ROUND21 ザ ファントム オブ ザ コロッセオ 怪人

 リキとアイちゃんがアプリで近くのレストランを探し始めた。自分としてはとりあえず消化しやすい多糖類の食事がある場所ならどこでもいい。


 しばらくあれこれ話し合ってイタリアンのお店に決まったようだ。徒歩で行けるところらしく、会場に荷物だけ置いて出かけることにした。


 皆でお洒落な街で秋の爽籟を感じて歩く。今夜バンテージのみの殴り合いをするなんて、なんの冗談なのかと思ってしまうような清々しい瞬間だ。程なく『ローマの休日』に出てくるジェラート屋みたいな印象のレストランについた。入り口に入ると直ぐに席に案内される。


 「トマトリゾット4皿分を大きめの1つの器に入れてください。お米は限界まで軟らかく煮て」

 お腹が空いていたので席につくやいなやお店の人に注文した。店員が苦笑いしている。何だろう。リキとアイちゃんを見てみる。2人も店員と同じ顔してる。

 「ちょっとケイちゃん。ごめんね店員さん。とりあえずリゾット4皿を柔らかめでお願い。他の注文は後で」

 リキが店員に注文をし直して謝ってる。何だ、やらかしてしまったか。こんな不良に自分のマナーがなってないかのように窘められたことが恥ずかしいしちょっと傷つく。育ちがよろしくないからかこういうノンバーバルな常識というか、一般的なやり取りで世間との乖離をときどき感じる。大学で女子学生に嫌われるのもこういうところがあるからなのだろう。


 とりあえず皆に笑われながらリゾットが来るのを待つ。他の皆はメニューを見ながらわいわいしている。皆注文が済み、談笑していると先ずリゾットが運ばれてくる。


 「ケイちゃんの料理場所取っちゃうからまず食べちゃいなよ」

 リキがそう言うと、他の皆もそうだ。と促す。減量が終わって皆の皿が揃うまで温かい料理を目の前にするのは辛いので、そう言ってくれると非常にありがたい。


 もくもくとトマトリゾットを食べていると追って他の皿も運ばれてくる。皆楽しそうに料理の感想を言い合い笑っている。楽しい。楽しいぞ。なんて楽しいんだ。友達と東京にお出かけをしてお洒落な街を散歩しながらレストランに行って食事をしている。初めての経験だ。


 感激して幸せをお粥と一緒に噛み締めていると3皿目に入るところで隣の席に座っている20代前半の女性客2人がこっちを見ていることに気づく。話す内容も断片的に聞こえてきた。


 「ねえ、あの席に座っているの」

 「やっぱり、そうだよね」

 こっちをチラチラ見ながらスマホ画面と見比べているようだ。ああ、カオサイとムーデンか。都会だから格闘技ファンの若い女性も多いのだろう。あらためて凄いな、この目の前にいる師匠とその従兄弟は。

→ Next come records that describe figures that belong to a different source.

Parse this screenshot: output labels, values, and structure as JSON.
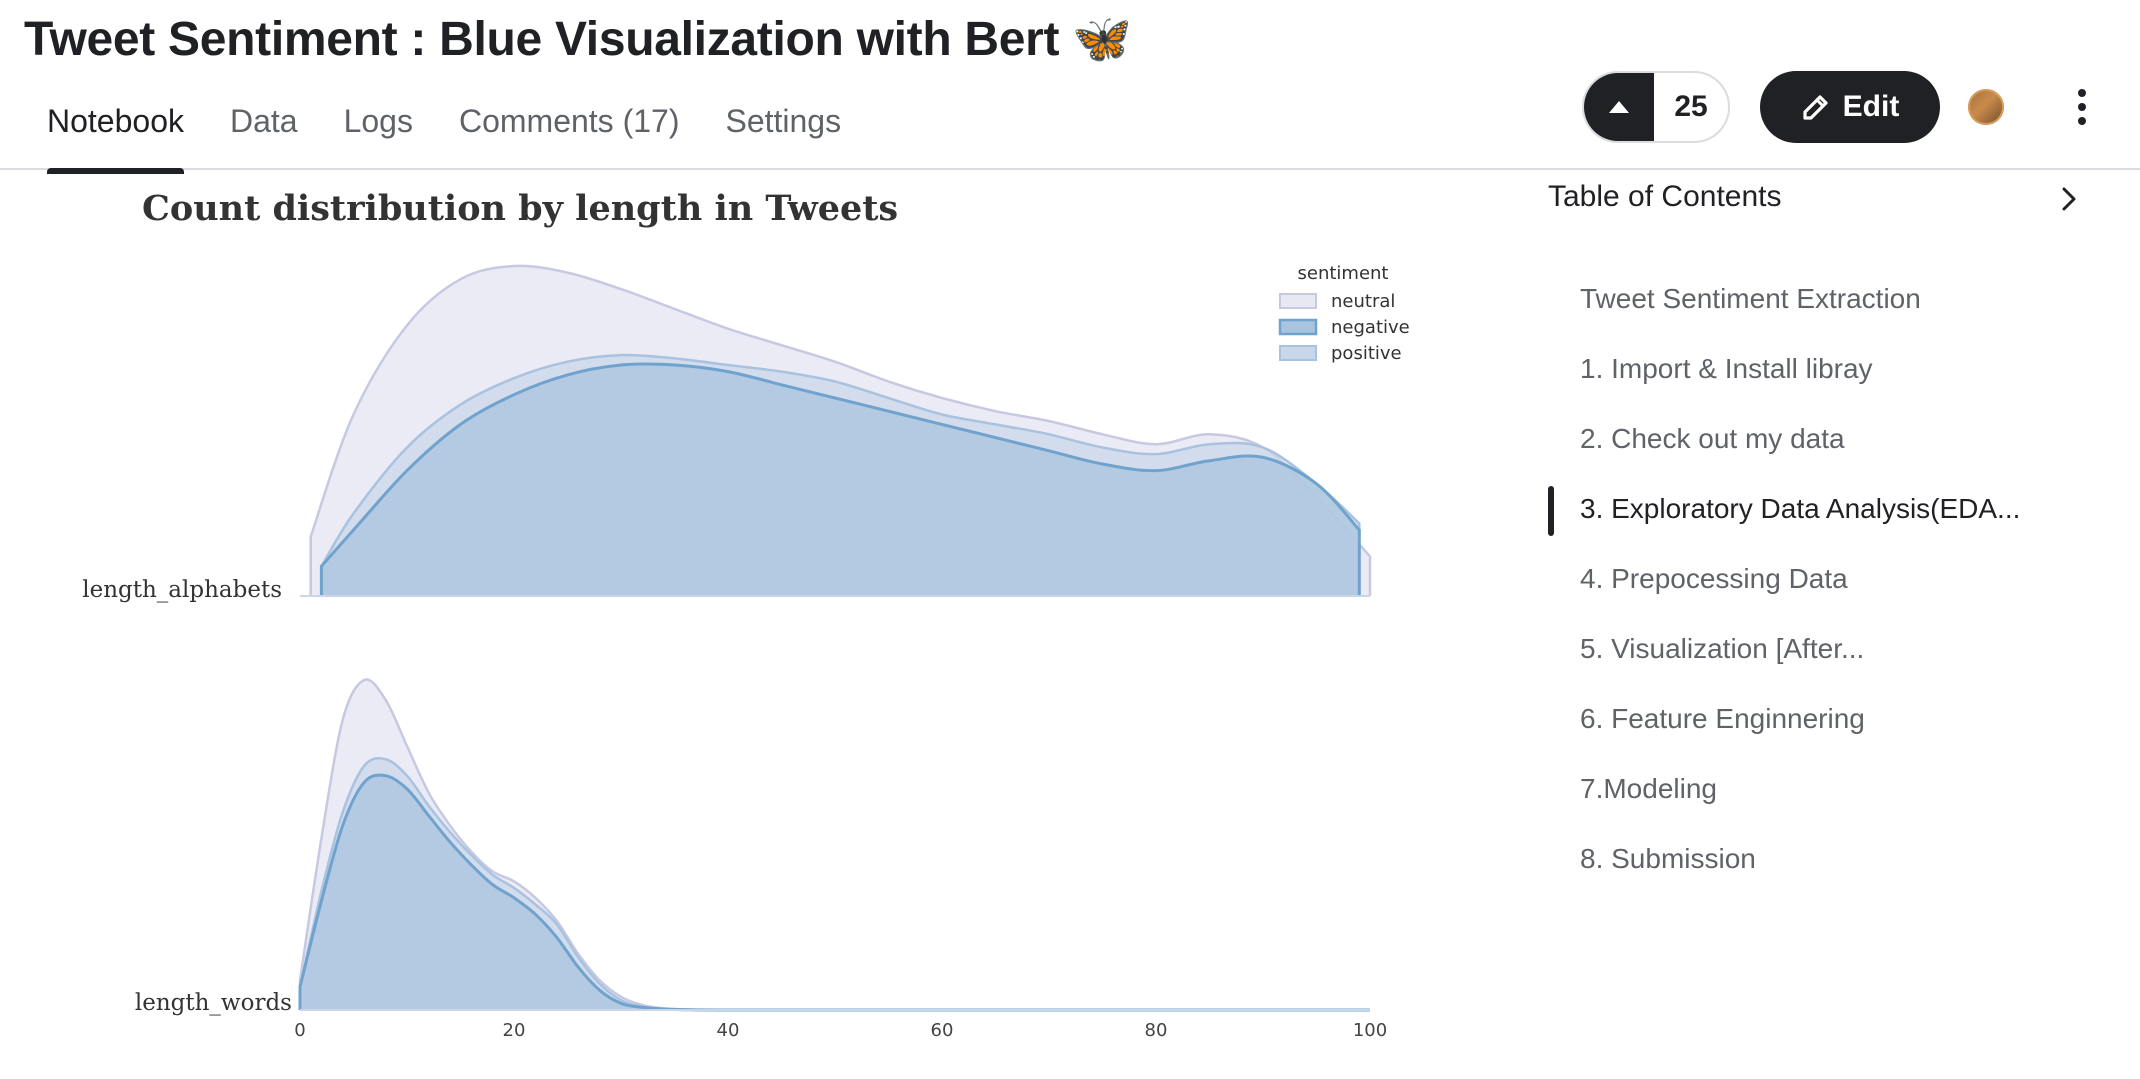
{
  "notebook": {
    "title": "Tweet Sentiment : Blue Visualization with Bert 🦋",
    "tabs": [
      {
        "label": "Notebook",
        "active": true
      },
      {
        "label": "Data",
        "active": false
      },
      {
        "label": "Logs",
        "active": false
      },
      {
        "label": "Comments (17)",
        "active": false
      },
      {
        "label": "Settings",
        "active": false
      }
    ],
    "vote_count": "25",
    "edit_label": "Edit"
  },
  "toc": {
    "header": "Table of Contents",
    "items": [
      {
        "label": "Tweet Sentiment Extraction",
        "active": false
      },
      {
        "label": "1. Import & Install libray",
        "active": false
      },
      {
        "label": "2. Check out my data",
        "active": false
      },
      {
        "label": "3. Exploratory Data Analysis(EDA...",
        "active": true
      },
      {
        "label": "4. Prepocessing Data",
        "active": false
      },
      {
        "label": "5. Visualization [After...",
        "active": false
      },
      {
        "label": "6. Feature Enginnering",
        "active": false
      },
      {
        "label": "7.Modeling",
        "active": false
      },
      {
        "label": "8. Submission",
        "active": false
      }
    ]
  },
  "chart_data": {
    "type": "area",
    "title": "Count distribution by length in Tweets",
    "legend": {
      "title": "sentiment",
      "placement": "top-right",
      "entries": [
        "neutral",
        "negative",
        "positive"
      ]
    },
    "xlim": [
      0,
      100
    ],
    "x_ticks": [
      0,
      20,
      40,
      60,
      80,
      100
    ],
    "colors": {
      "neutral": "#e8e8f3",
      "negative": "#a8c4de",
      "positive": "#c9d7ea",
      "negative_line": "#6fa3cd",
      "neutral_line": "#c7c8e2",
      "positive_line": "#a9c2e0"
    },
    "rows": [
      {
        "label": "length_alphabets",
        "series": [
          {
            "name": "neutral",
            "x": [
              1,
              5,
              10,
              15,
              20,
              25,
              30,
              35,
              40,
              45,
              50,
              55,
              60,
              65,
              70,
              75,
              80,
              85,
              90,
              95,
              100
            ],
            "y": [
              0.18,
              0.55,
              0.82,
              0.96,
              1.0,
              0.98,
              0.93,
              0.87,
              0.81,
              0.76,
              0.71,
              0.65,
              0.6,
              0.56,
              0.53,
              0.49,
              0.46,
              0.49,
              0.45,
              0.3,
              0.12
            ]
          },
          {
            "name": "positive",
            "x": [
              2,
              5,
              10,
              15,
              20,
              25,
              30,
              35,
              40,
              45,
              50,
              55,
              60,
              65,
              70,
              75,
              80,
              85,
              90,
              95,
              99
            ],
            "y": [
              0.09,
              0.25,
              0.45,
              0.58,
              0.66,
              0.71,
              0.73,
              0.72,
              0.7,
              0.68,
              0.65,
              0.6,
              0.55,
              0.52,
              0.49,
              0.45,
              0.43,
              0.46,
              0.45,
              0.34,
              0.22
            ]
          },
          {
            "name": "negative",
            "x": [
              2,
              5,
              10,
              15,
              20,
              25,
              30,
              35,
              40,
              45,
              50,
              55,
              60,
              65,
              70,
              75,
              80,
              85,
              90,
              95,
              99
            ],
            "y": [
              0.09,
              0.2,
              0.38,
              0.52,
              0.61,
              0.67,
              0.7,
              0.7,
              0.68,
              0.64,
              0.6,
              0.56,
              0.52,
              0.48,
              0.44,
              0.4,
              0.38,
              0.41,
              0.42,
              0.34,
              0.2
            ]
          }
        ]
      },
      {
        "label": "length_words",
        "series": [
          {
            "name": "neutral",
            "x": [
              0,
              2,
              4,
              6,
              8,
              10,
              12,
              14,
              16,
              18,
              20,
              22,
              24,
              26,
              28,
              30,
              32,
              34,
              36,
              40,
              60,
              100
            ],
            "y": [
              0.09,
              0.52,
              0.88,
              1.0,
              0.94,
              0.8,
              0.66,
              0.56,
              0.48,
              0.42,
              0.39,
              0.34,
              0.27,
              0.17,
              0.09,
              0.04,
              0.015,
              0.005,
              0.002,
              0.001,
              0.0,
              0.0
            ]
          },
          {
            "name": "positive",
            "x": [
              0,
              2,
              4,
              6,
              8,
              10,
              12,
              14,
              16,
              18,
              20,
              22,
              24,
              26,
              28,
              30,
              32,
              34,
              36,
              40,
              60,
              100
            ],
            "y": [
              0.07,
              0.36,
              0.6,
              0.74,
              0.76,
              0.71,
              0.62,
              0.54,
              0.47,
              0.41,
              0.37,
              0.32,
              0.26,
              0.16,
              0.08,
              0.03,
              0.01,
              0.004,
              0.001,
              0.0,
              0.0,
              0.0
            ]
          },
          {
            "name": "negative",
            "x": [
              0,
              2,
              4,
              6,
              8,
              10,
              12,
              14,
              16,
              18,
              20,
              22,
              24,
              26,
              28,
              30,
              32,
              34,
              36,
              40,
              60,
              100
            ],
            "y": [
              0.07,
              0.33,
              0.56,
              0.69,
              0.71,
              0.67,
              0.59,
              0.51,
              0.44,
              0.38,
              0.34,
              0.29,
              0.22,
              0.13,
              0.06,
              0.02,
              0.008,
              0.003,
              0.001,
              0.0,
              0.0,
              0.0
            ]
          }
        ]
      }
    ]
  }
}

 「ほら、やっぱり疑惑のキックする振りボクサーだよ」

 リゾットを思い切り吹き出した。

 「ねえケイちゃん大丈夫。慌てて食べるからだよ。お腹空いてたもんね」

 アイちゃんが背中を擦ってくれる。リキが店員さんにタオルを頼んでくれた。ゲホゲホとむせ、口を拭って気持ちを落ち着かせる。スマホを取り出して、件のビジュアルの良い動画配信ボクサーの投稿動画を確認する。‥あった。なんと30万再生まで伸びてる。しまった。あいつ人のこと出汁にして小遣い稼ぎしやがって。

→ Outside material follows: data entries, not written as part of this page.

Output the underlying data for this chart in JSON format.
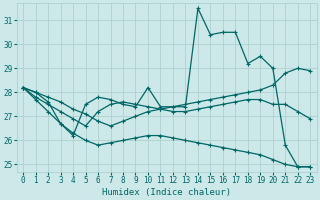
{
  "title": "",
  "xlabel": "Humidex (Indice chaleur)",
  "ylabel": "",
  "xlim": [
    -0.5,
    23.5
  ],
  "ylim": [
    24.7,
    31.7
  ],
  "xticks": [
    0,
    1,
    2,
    3,
    4,
    5,
    6,
    7,
    8,
    9,
    10,
    11,
    12,
    13,
    14,
    15,
    16,
    17,
    18,
    19,
    20,
    21,
    22,
    23
  ],
  "yticks": [
    25,
    26,
    27,
    28,
    29,
    30,
    31
  ],
  "bg_color": "#cde8e8",
  "grid_color": "#aacccc",
  "line_color": "#006666",
  "line_width": 0.9,
  "marker": "+",
  "marker_size": 3,
  "marker_lw": 0.8,
  "series1": [
    28.2,
    28.0,
    27.6,
    26.7,
    26.2,
    27.5,
    27.8,
    27.7,
    27.5,
    27.4,
    28.2,
    27.4,
    27.4,
    27.4,
    31.5,
    30.4,
    30.5,
    30.5,
    29.2,
    29.5,
    29.0,
    25.8,
    24.9,
    24.9
  ],
  "series2": [
    28.2,
    27.8,
    27.5,
    27.2,
    26.9,
    26.6,
    27.2,
    27.5,
    27.6,
    27.5,
    27.4,
    27.3,
    27.2,
    27.2,
    27.3,
    27.4,
    27.5,
    27.6,
    27.7,
    27.7,
    27.5,
    27.5,
    27.2,
    26.9
  ],
  "series3": [
    28.2,
    28.0,
    27.8,
    27.6,
    27.3,
    27.1,
    26.8,
    26.6,
    26.8,
    27.0,
    27.2,
    27.3,
    27.4,
    27.5,
    27.6,
    27.7,
    27.8,
    27.9,
    28.0,
    28.1,
    28.3,
    28.8,
    29.0,
    28.9
  ],
  "series4": [
    28.2,
    27.7,
    27.2,
    26.7,
    26.3,
    26.0,
    25.8,
    25.9,
    26.0,
    26.1,
    26.2,
    26.2,
    26.1,
    26.0,
    25.9,
    25.8,
    25.7,
    25.6,
    25.5,
    25.4,
    25.2,
    25.0,
    24.9,
    24.9
  ]
}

 隣の女性客はリゾットを吹き出した様子をみて気分を害したのか、食事も終わっていたようで席を立っていった。


 しかし参ったな。やはり一定の層に顔が割れ始めた。間違ってもバレてはいけない。またボクシングの試合に出たいのだ。コロッセオに関係する連中にサルヴァドール・ミヤオが自分だと知られないようにしなければいけない。今の世の中こんなところから足がつく可能性すらある。


 下を向いて口を拭うついでに、リキに渡された濡れタオルで顔を拭き上げコンシーラーを全部落とした。顔を上げて皆を見ると、一瞬の空白を挟んで一様に堰を切ったように笑い始めた。


 「どうしたネ、ケイ。アライワ」

 ムーデンはお腹を抱えてヒーヒー言っている。

 「お前どうしたんだよ、何でこんなとこで‥」

 満兄貴が珍しく、はばかりなく歯を見せて笑う。リキとアイちゃんは声も出さずにツボって仰け反っている。これから会場に戻るためのビルの出入りすら油断できない。顔を隠さなくては。必ず日の当たった場所に戻らなくてはいけないのだから。